Learn how to plant and grow strawberries in your garden with this easy guide. Includes information on sun requirements, feeding, harvesting, and pests.


What soil is good for Strawberries?

Rich, well draining soil with plenty of compost mixed in. 


How much sun do Strawberries need?

Full sun to afternoon shade

Frost Tolerant

Are Strawberries frost tolerant?

Yes, however plants will go dormant in winter. 


How much space do Strawberries need?

Roughly 30cm apart 


When should I plant Strawberries?

Strawberries grow well in temperatures below 30°C. They are generally planted in autumn, however can also be planted whenever you see them in the nursery. 
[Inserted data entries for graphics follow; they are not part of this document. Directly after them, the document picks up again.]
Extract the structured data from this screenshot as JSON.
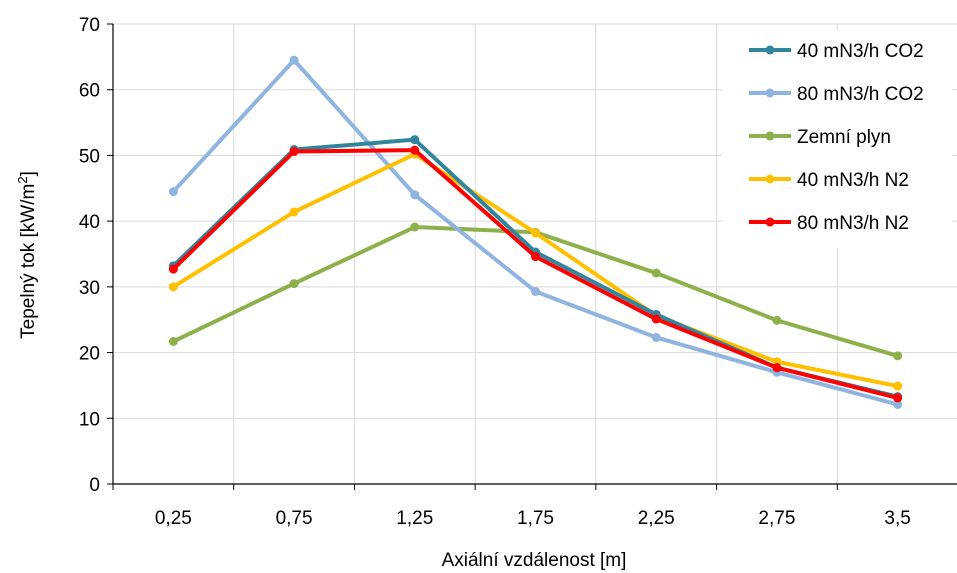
{
  "chart_data": {
    "type": "line",
    "xlabel": "Axiální vzdálenost [m]",
    "ylabel_main": "Tepelný tok [kW/m",
    "ylabel_sup": "2",
    "ylabel_end": "]",
    "ylim": [
      0,
      70
    ],
    "yticks": [
      "0",
      "10",
      "20",
      "30",
      "40",
      "50",
      "60",
      "70"
    ],
    "categories": [
      "0,25",
      "0,75",
      "1,25",
      "1,75",
      "2,25",
      "2,75",
      "3,5"
    ],
    "grid": true,
    "legend_position": "top-right",
    "series": [
      {
        "name": "Zemní plyn",
        "color": "#8db04a",
        "values": [
          21.7,
          30.5,
          39.1,
          38.3,
          32.1,
          24.9,
          19.5
        ]
      },
      {
        "name": "80 mN3/h CO2",
        "color": "#8fb4e0",
        "values": [
          44.5,
          64.5,
          44.0,
          29.3,
          22.3,
          17.0,
          12.1
        ]
      },
      {
        "name": "40 mN3/h N2",
        "color": "#ffc000",
        "values": [
          30.0,
          41.4,
          50.2,
          38.2,
          25.6,
          18.6,
          14.9
        ]
      },
      {
        "name": "40 mN3/h CO2",
        "color": "#31859c",
        "values": [
          33.2,
          50.9,
          52.4,
          35.3,
          25.8,
          17.7,
          13.3
        ]
      },
      {
        "name": "80 mN3/h N2",
        "color": "#ff0000",
        "values": [
          32.7,
          50.6,
          50.8,
          34.6,
          25.1,
          17.7,
          13.1
        ]
      }
    ],
    "legend_order": [
      "40 mN3/h CO2",
      "80 mN3/h CO2",
      "Zemní plyn",
      "40 mN3/h N2",
      "80 mN3/h N2"
    ]
  }
}
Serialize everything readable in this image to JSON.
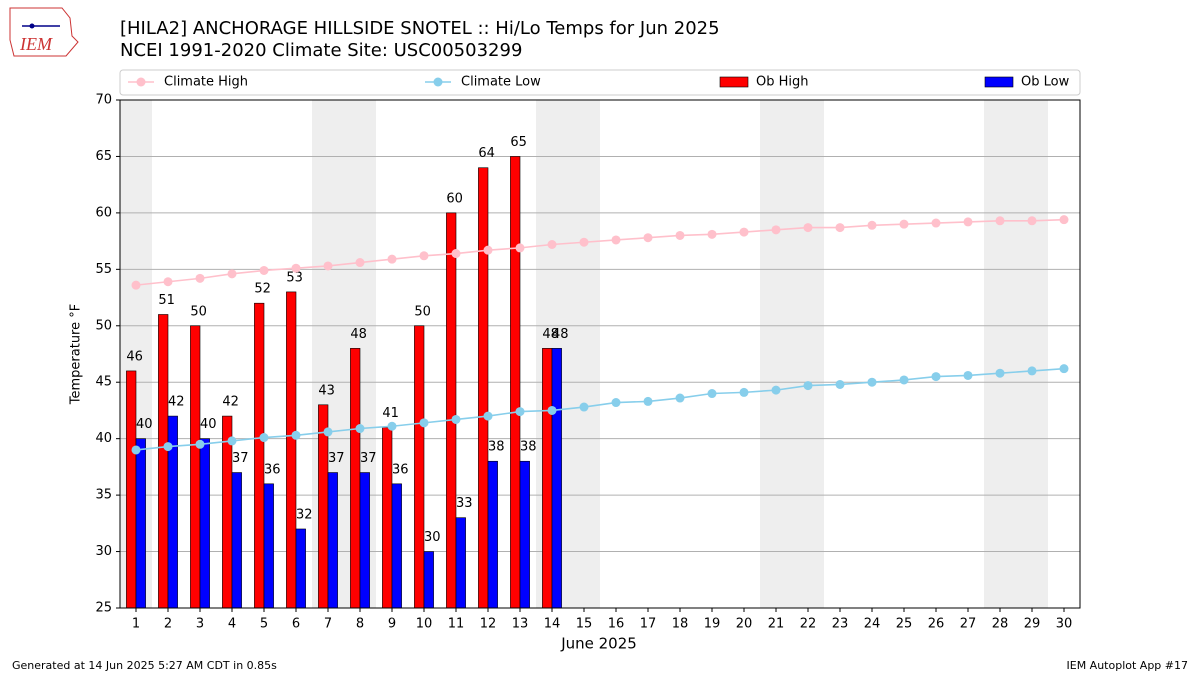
{
  "logo": "IEM",
  "chart_data": {
    "type": "bar",
    "title": "[HILA2] ANCHORAGE HILLSIDE SNOTEL :: Hi/Lo Temps for Jun 2025",
    "subtitle": "NCEI 1991-2020 Climate Site: USC00503299",
    "xlabel": "June 2025",
    "ylabel": "Temperature °F",
    "x": [
      1,
      2,
      3,
      4,
      5,
      6,
      7,
      8,
      9,
      10,
      11,
      12,
      13,
      14,
      15,
      16,
      17,
      18,
      19,
      20,
      21,
      22,
      23,
      24,
      25,
      26,
      27,
      28,
      29,
      30
    ],
    "xlim": [
      0.5,
      30.5
    ],
    "xticks": [
      1,
      2,
      3,
      4,
      5,
      6,
      7,
      8,
      9,
      10,
      11,
      12,
      13,
      14,
      15,
      16,
      17,
      18,
      19,
      20,
      21,
      22,
      23,
      24,
      25,
      26,
      27,
      28,
      29,
      30
    ],
    "ylim": [
      25,
      70
    ],
    "yticks": [
      25,
      30,
      35,
      40,
      45,
      50,
      55,
      60,
      65,
      70
    ],
    "grid": true,
    "series": [
      {
        "name": "Climate High",
        "kind": "line",
        "color": "#ffc0cb",
        "values": [
          53.6,
          53.9,
          54.2,
          54.6,
          54.9,
          55.1,
          55.3,
          55.6,
          55.9,
          56.2,
          56.4,
          56.7,
          56.9,
          57.2,
          57.4,
          57.6,
          57.8,
          58.0,
          58.1,
          58.3,
          58.5,
          58.7,
          58.7,
          58.9,
          59.0,
          59.1,
          59.2,
          59.3,
          59.3,
          59.4
        ]
      },
      {
        "name": "Climate Low",
        "kind": "line",
        "color": "#87ceeb",
        "values": [
          39.0,
          39.3,
          39.5,
          39.8,
          40.1,
          40.3,
          40.6,
          40.9,
          41.1,
          41.4,
          41.7,
          42.0,
          42.4,
          42.5,
          42.8,
          43.2,
          43.3,
          43.6,
          44.0,
          44.1,
          44.3,
          44.7,
          44.8,
          45.0,
          45.2,
          45.5,
          45.6,
          45.8,
          46.0,
          46.2
        ]
      },
      {
        "name": "Ob High",
        "kind": "bar",
        "color": "#ff0000",
        "values": [
          46,
          51,
          50,
          42,
          52,
          53,
          43,
          48,
          41,
          50,
          60,
          64,
          65,
          48,
          null,
          null,
          null,
          null,
          null,
          null,
          null,
          null,
          null,
          null,
          null,
          null,
          null,
          null,
          null,
          null
        ]
      },
      {
        "name": "Ob Low",
        "kind": "bar",
        "color": "#0000ff",
        "values": [
          40,
          42,
          40,
          37,
          36,
          32,
          37,
          37,
          36,
          30,
          33,
          38,
          38,
          48,
          null,
          null,
          null,
          null,
          null,
          null,
          null,
          null,
          null,
          null,
          null,
          null,
          null,
          null,
          null,
          null
        ]
      }
    ],
    "footer_left": "Generated at 14 Jun 2025 5:27 AM CDT in 0.85s",
    "footer_right": "IEM Autoplot App #17"
  }
}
Dig a hole 2-3 times the width of the root ball. The hole should allow the plant to sit at the same level in the soil as it was previously. Fill the hole with soil ensuring the crown of the plant, where roots and stem meet, is level with the soil surface. 

Plant out in the early morning or evening and/or on an overcast day. Avoid planting at peak sun times or on windy days, this will allow your plants to settle in comfortably and protect them from windburn and sunburn.  


What do I feed Strawberries?

Top-dress established plants with rich compost in autumn and early spring. Regularly apply an organic fertiliser and seaweed solution throughout the season. Water plants regularly and don't let the soil dry out, particularly when they are forming fruit. Water more frequently if growing in pots or hanging baskets. 


When can I harvest Strawberries?

Harvest fruit when red. 


What pests do Strawberries get?

Spider Mites, Aphids, Slugs, Snail, Thrips, Armyworm, Japanese Beetle, Weevils 


What diseases do Strawberries get?

Angular Leaf Spot, Leaf Scorch, Anthracnose, Gray Mold, Leaf Spot, Phomopsis Leaf Blight, Powdery Mildew, Red Stele, Rust, Weevil


Is there anything else I need to know about Strawberries?

Strawberries generally fall into 3 categories: June-bearing, Evergreen and Day-neutral.

-June-bearing plants commonly produce larger fruits over 3 weeks, typically in early summer or late spring, beginning the second year after planting.

-Evergreen varieties produce 2-3 crops of fruit per year. One in spring to early summer, another in mid summer (in cooler climates) and the final crop in late summer to early autumn. Fruiting begins the second year after planting.

-Day Neutral varieties will produce smaller fruit, however will continue producing as long as temperatures stay roughly between 2–30°C (35–86°F). Day Neutral varieties will produce in their first year.   

Strawberries will not flower or fruit if the temperature is too low or too high. Depending on your climate you may not actually be able to tell the difference between any of these three categories and the fruiting time may even change drastically depending on your location. 

Strawberry Runners: The long trailing vines growing from your strawberry plants are called 'runners', these runners are the plants way of multiplying. To maintain good fruit production it's best to trim off these runners to direct the plants energy into producing more fruit, rather than more plants. If you would like mores strawberry plants, you can allow these runners to root into the ground. Once they have rooted, you can snip the runner off from the main plant and either leave the new plant there, or move it to a different location. Using this method, you will have a continuous supply of strawberry plants. Strawberry plants tend to produce well for three years, after that it is best to replace the plants to maintain maximum fruit yield. 


How do I troubleshoot my growing problems?

Use straw, sugar cane mulch or plant in hanging baskets to prevent the fruit from coming into contact with the soil. Fruit that sits on bare soil is prone to fruit rot, mold and pest attacks. Protect the fruit from pests by using exclusion bags, such as organza bags.